Diff Quik and Papanicolaou are complementary and the most utilized types of staining. Diff Quik provides an immediate evaluation of the smears, keeps the background, highlights fibrous connective tissue metachromasia and the orange granules of eosinophils. Papanicolaou provides detailed information on the nucleus and cytoplasm; if necessary, the smear can be distained and used for immunocytochemical stains.
Management of diagnostic material is a crucial point in diagnostic cytology, and mainly in lymph node cytopathology; perfect smears and their immediate evaluation are the first steps of a correct and accurate diagnosis. Ancillary techniques are necessary for accurate diagnosis and indispensable in cases of non-Hodgkin lymphoma (NHL). Nonetheless not all these techniques are available in basic cytology laboratories and each of them has its own specific applications. In fact, FC, which provides extremely useful information for the diagnosis and often the classification NHL, is unsuitable to diagnose Hodgkin lymphoma (HL) and metastases. Conversely, ICC by combining morphological details and immunophenotypic features, is highly contributive in the diagnosis of HL and metastases but may be less effective in light chain evaluation or in the identification of T-rich B-cell NHL. FISH is highly effective in the identification of specific NHL entities but is generally used only when there is substantial diagnostic orientation. These problems, the general scantiness of FNC material and the need to capitalize technical resources have suggested the following algorithm.
Ancillary techniques are indispensable in the diagnosis and classification of most of the lymph node FNC. Each of them may produce specific information and should be used considering the clinical data and cytological features.
The material left in the hub of the needle and/or obtained from a second pass may be suspended in buffered solution at pH 7.4. One or two million cells, easily obtained from one pass, are needed to prepare six or more cytospins to be used for immunocytochemistry. Air dried cytospins can be stored at room temperature for up to 1 week; for longer periods (1-2 years) they need to be stored at -20°. Both immunoalkaline phosphatase and immunoperoxidase can be used on cytospin.
Cell blocks can be prepared by embedding centrifuged cell suspensions in paraffin; Cytoblock cassettes for formalin fixed cell suspensions may be used. The main advantages of cell blocks are the numerous sections they produce, their long term storage, and the same antigenic conditions as formalin fixed histological sections.

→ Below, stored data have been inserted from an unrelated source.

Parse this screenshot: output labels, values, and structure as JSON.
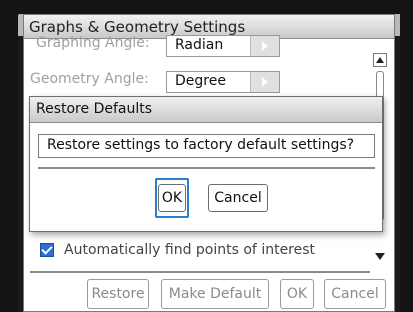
{
  "window": {
    "title": "Graphs & Geometry Settings"
  },
  "settings": {
    "graphing_angle": {
      "label": "Graphing Angle:",
      "value": "Radian"
    },
    "geometry_angle": {
      "label": "Geometry Angle:",
      "value": "Degree"
    },
    "auto_points": {
      "label": "Automatically find points of interest",
      "checked": true
    }
  },
  "footer": {
    "restore_label": "Restore",
    "make_default_label": "Make Default",
    "ok_label": "OK",
    "cancel_label": "Cancel"
  },
  "modal": {
    "title": "Restore Defaults",
    "message": "Restore settings to factory default settings?",
    "ok_label": "OK",
    "cancel_label": "Cancel"
  },
  "colors": {
    "focus": "#2a7fd0",
    "checkbox": "#2f6fd0",
    "disabled_text": "#8a8a8a"
  }
}
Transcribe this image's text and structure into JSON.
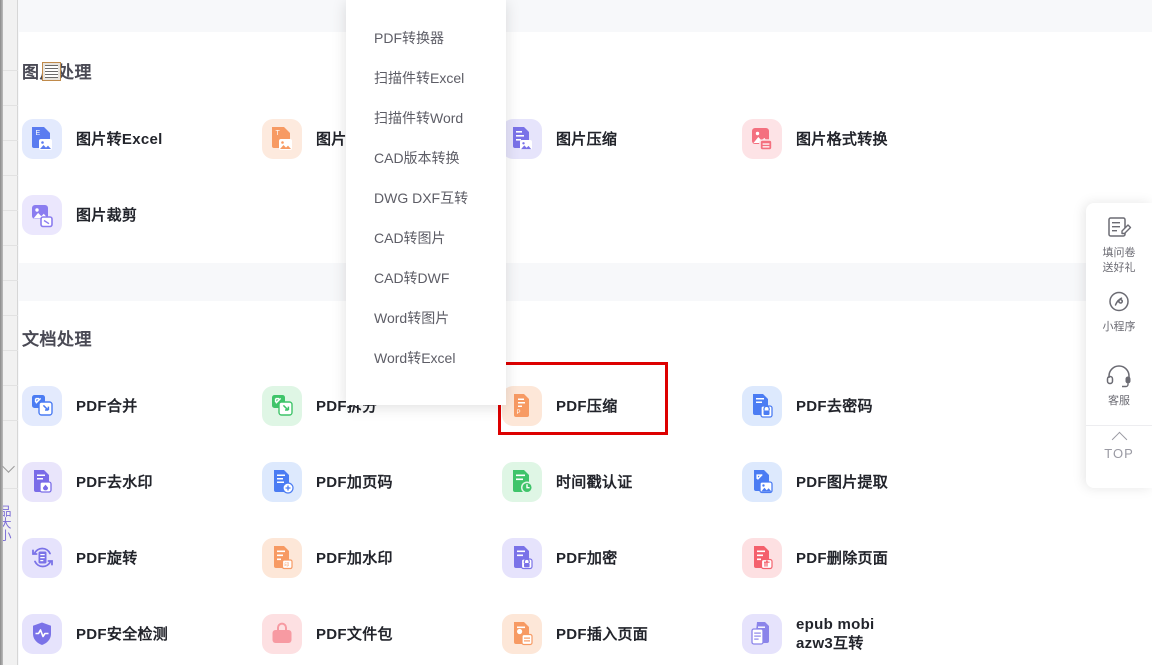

Ethanol fixed smears or xylene dewaxed and alcohol rehydrated paraffin sections obtained from cell-blocks can be used for this purpose. Slides are placed in Coplin jars filled with a 0.01 M tri-sodium citrate solution, and microwave-heated three times for 5 minutes. After heating, slides are thoroughly rinsed in cool running water for 5 minutes and then washed in Tris-Buffered Saline (TBS) pH 7.4. After incubation with the primary Ab, slides are covered with biotinylated anti-mouse or anti-rabbit immunoglobulins, followed by peroxidase labelled streptavidine (LSAB); the signal is developed using diaminobenzidine (DAB) as chromogen after incubation for 10 minutes with Horse Peroxidase Enzime (HRP).
The remaining material in the hub of the needle or from additional passes can be suspended in RMPI-1640 or in buffered solution at pH 7.4. One or two million cells, which can be collected in one pass, are distributed into six tubes for a basic panel of fluoresceinated antibodies. The latter are used in groups of three or even four antibodies conjugated with different fluorochromes using double lasers instruments. If possible, it may be useful to keep one tube for further evaluation. Fluoresceinated antibody conjugation has to be performed timely because vital cells may swell in the suspension. After conjugation, cell swelling may be prevented by fixation, adding a drop of buffered formalin; analysis may thus be postponed or repeated. Advantages of FC are: direct reaction antigen-antibody, exact quantification of antigen expression, possible co-expression of two different antibodies on the same cells. Disadvantages are the absence of morphology, loss of large cells, difficulty to identify numerically scanty cell populations.
Fluoresceinated DNA probes are used to visualize specific DNA segments. Chromosomal abnormalities, namely translocations and deletions may be observed and quantified. FISH may be performed on smears or cytospins. The advantage of using cytospins are: high cells concentration, probe sparing and short analysis time.
Aspirated cells may be suspended in RNAlater® for both RNA and DNA preservation and extraction. Cells may be stored at room temperature until DNA extraction. DNA segments are amplified using oligonucleotide probes and polymerase enzymes in repetitive cycles of denaturation, annealing and extension. The amplification products may be analysed by gel electrophoresis or capillary electrophoresis. The JH locus of Ig heavy chains or Tc receptor may be amplified and evaluated to assess monoclonality or polyclonality.